Even a prostitute may be something more than a prostitute. For example, she may be a milliner as well. The one who assisted her in the latter business would be assisting a milliner and could not be fairly condemned as assisting a prostitute, and one who assisted her in the practice of prostitution could not be excused on the plea of assisting a milliner.

Under the act so construed, it cannot,be said but that there was some evidence to support the finding of the inspector and acting secretary. ,

[3] The fact that both of the petitioners had been acquitted in this court by juries on charges involving the same transaction in no way defeats the action taken, or the determination reached by the immigration authorities, for to justify a verdict of guilty by a jury it was necessary that the jury be convinced of petitioners’ guilt beyond a reasonable doubt, while no such rule is imposed upon the immigration authorities.

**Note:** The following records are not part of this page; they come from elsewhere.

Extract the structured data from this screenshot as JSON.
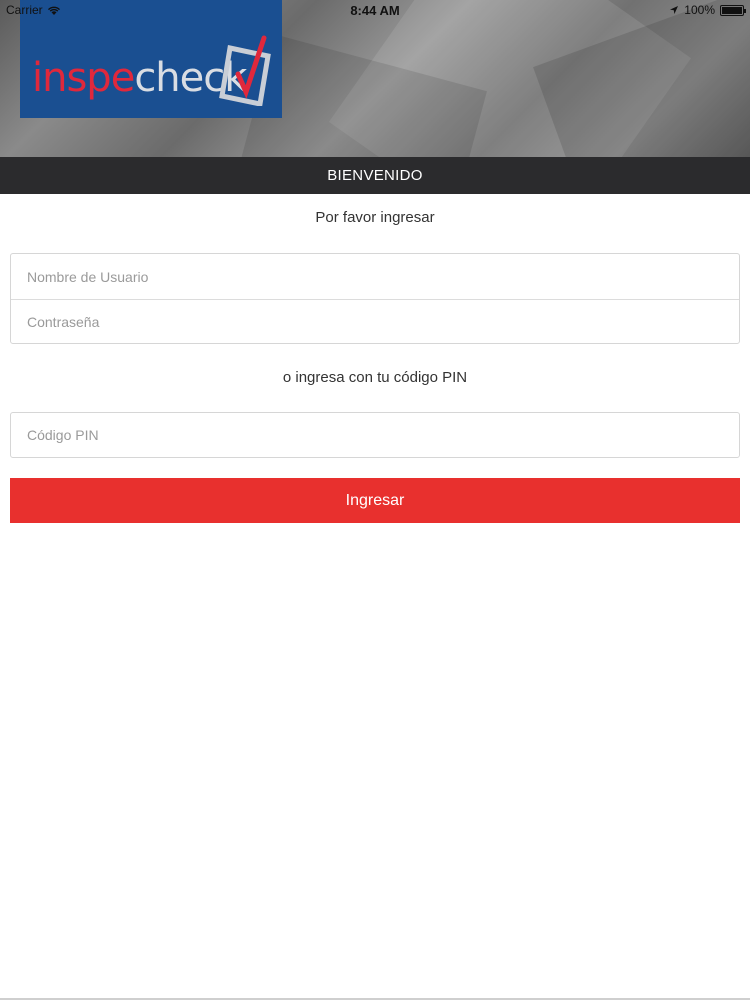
{
  "status_bar": {
    "carrier": "Carrier",
    "time": "8:44 AM",
    "battery": "100%",
    "battery_level": 1.0,
    "icons": [
      "wifi-icon",
      "location-arrow-icon",
      "battery-icon"
    ]
  },
  "brand": {
    "logo_part1": "inspe",
    "logo_part2": "check",
    "colors": {
      "logo_bg": "#1a4f91",
      "logo_red": "#e0283c",
      "logo_silver": "#d9dde3"
    }
  },
  "header": {
    "title": "BIENVENIDO"
  },
  "login": {
    "prompt": "Por favor ingresar",
    "username_placeholder": "Nombre de Usuario",
    "username_value": "",
    "password_placeholder": "Contraseña",
    "password_value": "",
    "alt_prompt": "o ingresa con tu código PIN",
    "pin_placeholder": "Código PIN",
    "pin_value": "",
    "submit_label": "Ingresar"
  },
  "colors": {
    "accent": "#e8302e",
    "title_bar": "#2b2b2d"
  }
}
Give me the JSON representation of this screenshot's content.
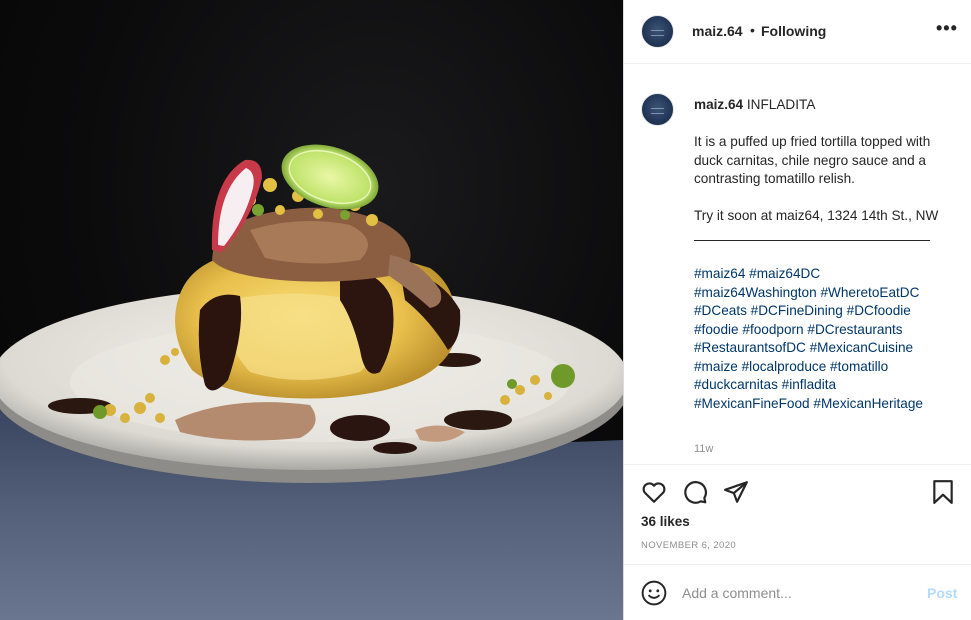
{
  "post": {
    "photo_alt": "Inflatida dish on a white plate",
    "colors": {
      "link": "#00376b",
      "post_disabled": "#b3dbff",
      "muted": "#8e8e8e"
    }
  },
  "header": {
    "username": "maiz.64",
    "separator": "•",
    "follow_status": "Following",
    "more_label": "•••"
  },
  "caption": {
    "username": "maiz.64",
    "title": "INFLADITA",
    "paragraph1": "It is a puffed up fried tortilla topped with duck carnitas, chile negro sauce and a contrasting tomatillo relish.",
    "paragraph2": "Try it soon at maiz64, 1324 14th St., NW",
    "hashtags": [
      "#maiz64",
      "#maiz64DC",
      "#maiz64Washington",
      "#WheretoEatDC",
      "#DCeats",
      "#DCFineDining",
      "#DCfoodie",
      "#foodie",
      "#foodporn",
      "#DCrestaurants",
      "#RestaurantsofDC",
      "#MexicanCuisine",
      "#maize",
      "#localproduce",
      "#tomatillo",
      "#duckcarnitas",
      "#infladita",
      "#MexicanFineFood",
      "#MexicanHeritage"
    ],
    "age": "11w"
  },
  "actions": {
    "icons": [
      "heart-icon",
      "comment-icon",
      "share-icon",
      "bookmark-icon"
    ],
    "likes": "36 likes",
    "date": "NOVEMBER 6, 2020"
  },
  "comment_box": {
    "placeholder": "Add a comment...",
    "post_label": "Post",
    "emoji_icon": "smiley-icon"
  }
}
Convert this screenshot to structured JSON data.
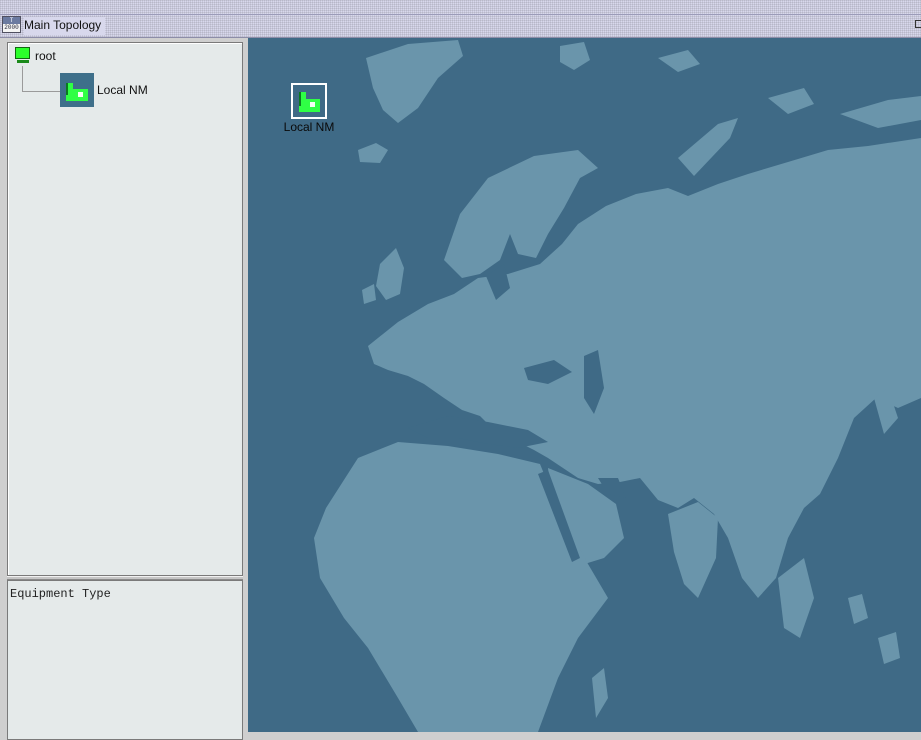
{
  "window": {
    "title": "Main Topology",
    "app_icon_text_top": "T",
    "app_icon_text_bottom": "2000"
  },
  "tree": {
    "root": {
      "label": "root",
      "icon": "monitor-icon"
    },
    "children": [
      {
        "label": "Local NM",
        "icon": "network-manager-icon"
      }
    ]
  },
  "info_panel": {
    "text": "Equipment Type"
  },
  "map": {
    "nodes": [
      {
        "label": "Local NM",
        "icon": "network-manager-icon"
      }
    ],
    "colors": {
      "ocean": "#3f6a86",
      "land": "#6a95ab",
      "node_green": "#2fff45"
    }
  }
}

William Williams v. United States ex rel. Antonios Bougadis, 186 Fed. 479, 108 C. C. A. 457.

The letter of the Commissioner of Immigration to the Commissioner General of Immigration, recommending the deportation of petitioners and made a part of the return herein, states :

“They (that is the petitioners) admit that they committed an act which was neither more nor less than the kidnapping of a prostitute, in the conveyance *374of whom from Tacoma, Washington, to San Francisco, California, they assisted. They deny that they knew that the woman was a prostitute. It may be that when they were'first approached that they did not know the woman’s character, but they were certainly given due notice before the high-handed proceedings had gone very far.”

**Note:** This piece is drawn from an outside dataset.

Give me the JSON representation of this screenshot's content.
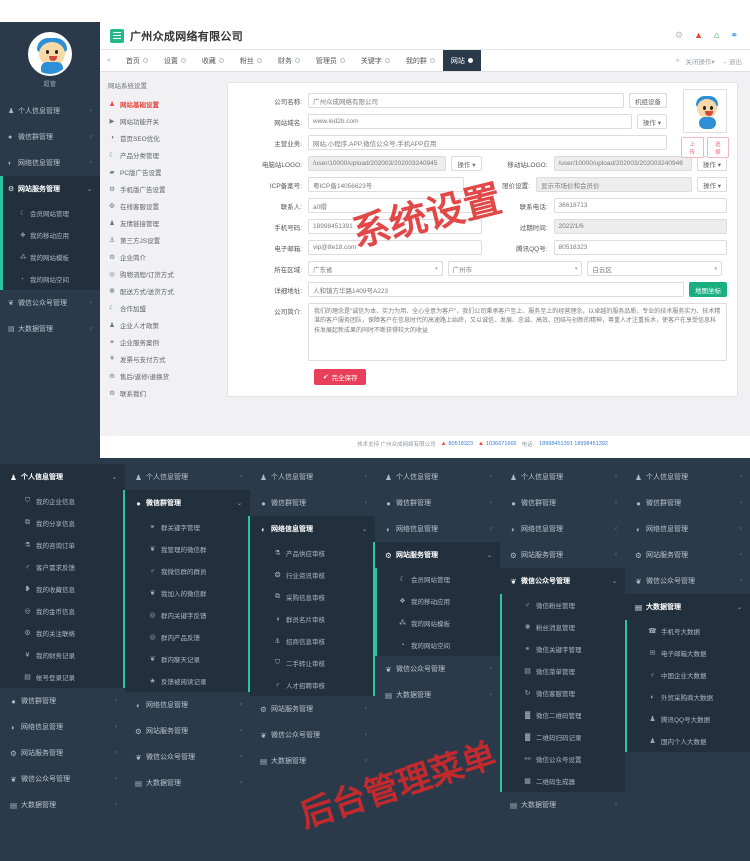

The same contention was made by the government in both the criminal trials mentioned. Petitioners at all times have insisted that the woman went to San Francisco willingly.

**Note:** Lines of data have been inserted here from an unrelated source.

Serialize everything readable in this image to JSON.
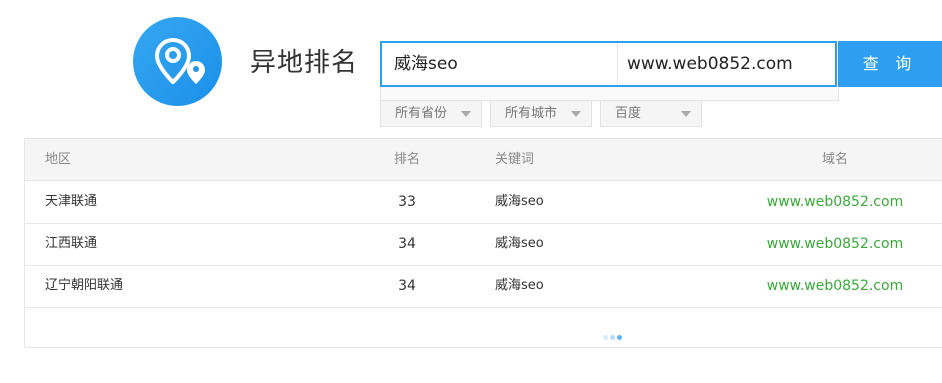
{
  "header": {
    "title": "异地排名"
  },
  "search": {
    "keyword_value": "威海seo",
    "domain_value": "www.web0852.com",
    "button_label": "查 询"
  },
  "filters": [
    {
      "label": "所有省份"
    },
    {
      "label": "所有城市"
    },
    {
      "label": "百度"
    }
  ],
  "table": {
    "columns": [
      "地区",
      "排名",
      "关键词",
      "域名"
    ],
    "rows": [
      {
        "region": "天津联通",
        "rank": "33",
        "keyword": "威海seo",
        "domain": "www.web0852.com"
      },
      {
        "region": "江西联通",
        "rank": "34",
        "keyword": "威海seo",
        "domain": "www.web0852.com"
      },
      {
        "region": "辽宁朝阳联通",
        "rank": "34",
        "keyword": "威海seo",
        "domain": "www.web0852.com"
      }
    ]
  },
  "colors": {
    "accent": "#2d9ef0",
    "domain_link": "#3aa93a",
    "loader_dots": [
      "#d6ecfb",
      "#b3dcf8",
      "#5ab4f3"
    ]
  },
  "icons": {
    "logo": "map-pin-icon"
  }
}
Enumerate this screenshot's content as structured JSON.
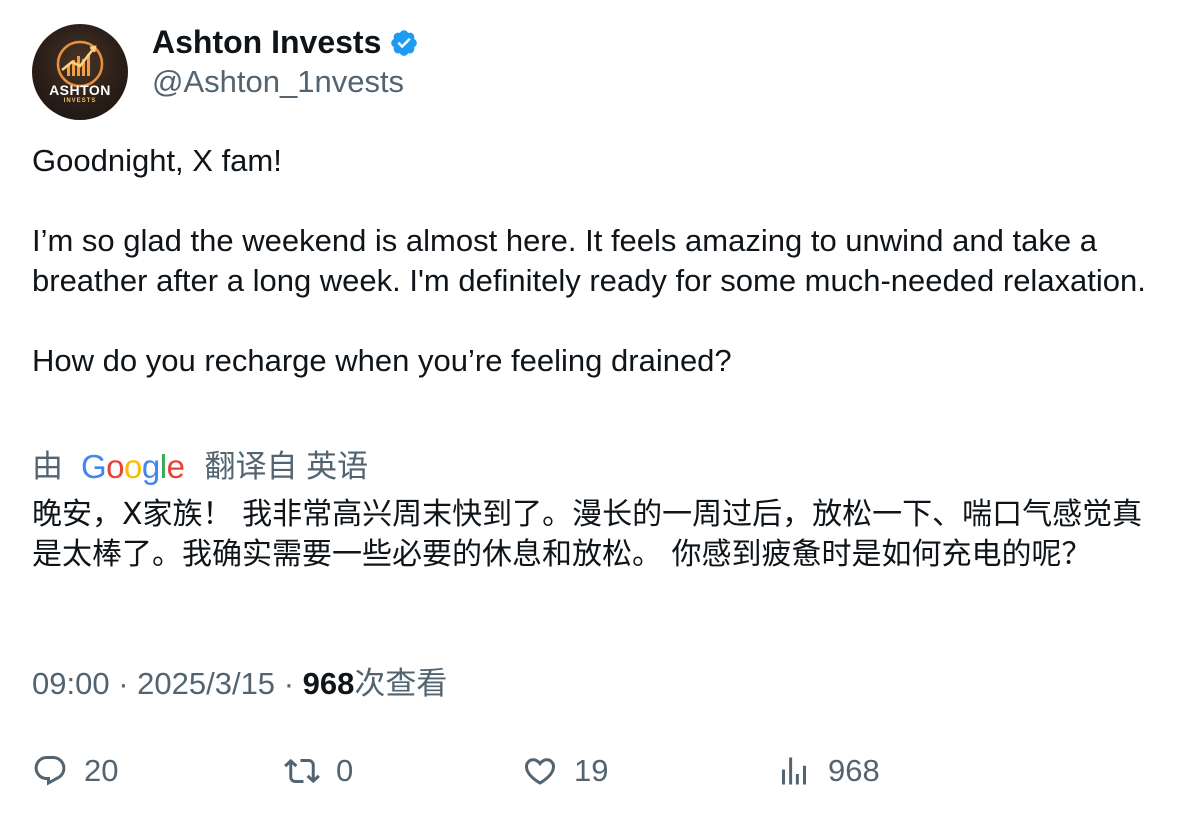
{
  "author": {
    "display_name": "Ashton Invests",
    "handle": "@Ashton_1nvests",
    "avatar": {
      "logo_text": "ASHTON",
      "logo_subtext": "INVESTS"
    },
    "verified_icon": "verified-badge-icon",
    "verified_color": "#1d9bf0"
  },
  "tweet": {
    "paragraphs": [
      "Goodnight, X fam!",
      "I’m so glad the weekend is almost here. It feels amazing to unwind and take a breather after a long week. I'm definitely ready for some much-needed relaxation.",
      "How do you recharge when you’re feeling drained?"
    ]
  },
  "translation": {
    "by_label": "由",
    "provider": "Google",
    "from_label": "翻译自 英语",
    "text": "晚安，X家族！ 我非常高兴周末快到了。漫长的一周过后，放松一下、喘口气感觉真是太棒了。我确实需要一些必要的休息和放松。 你感到疲惫时是如何充电的呢？"
  },
  "meta": {
    "time": "09:00",
    "date": "2025/3/15",
    "views": "968",
    "views_label": "次查看"
  },
  "actions": {
    "reply": {
      "icon": "reply-icon",
      "count": "20"
    },
    "retweet": {
      "icon": "retweet-icon",
      "count": "0"
    },
    "like": {
      "icon": "heart-icon",
      "count": "19"
    },
    "views": {
      "icon": "analytics-icon",
      "count": "968"
    }
  },
  "colors": {
    "text_primary": "#0f1419",
    "text_secondary": "#536471",
    "accent": "#1d9bf0"
  }
}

While respondent’s position upon the warrant—that petitioners assisted a prostitute, which necessarily implies willingness and'consent upon her part—is not strengthened by the commissioner’s conclusion that they were kidnapping her, which would, as necessarily, be an involuntary proceeding upon her part, yet, as the commissioner’s report is only a part of the record upon which the warrant issued, and, as pointed out, there is some evidence to support the finding and warrant, this inconsistency will not defeat the ultimate conclusion reached and the warrant of deportation based thereon, providing petitioners were accorded a fair hearing on the charge upon which they were' ordered deported. Sinis Calchi v. Thomas, 195 Fed. 701, 115 C. C. A. 501; United States v. Williams (D. C.) 175 Fed. 274.

Petition denied, and rule discharged.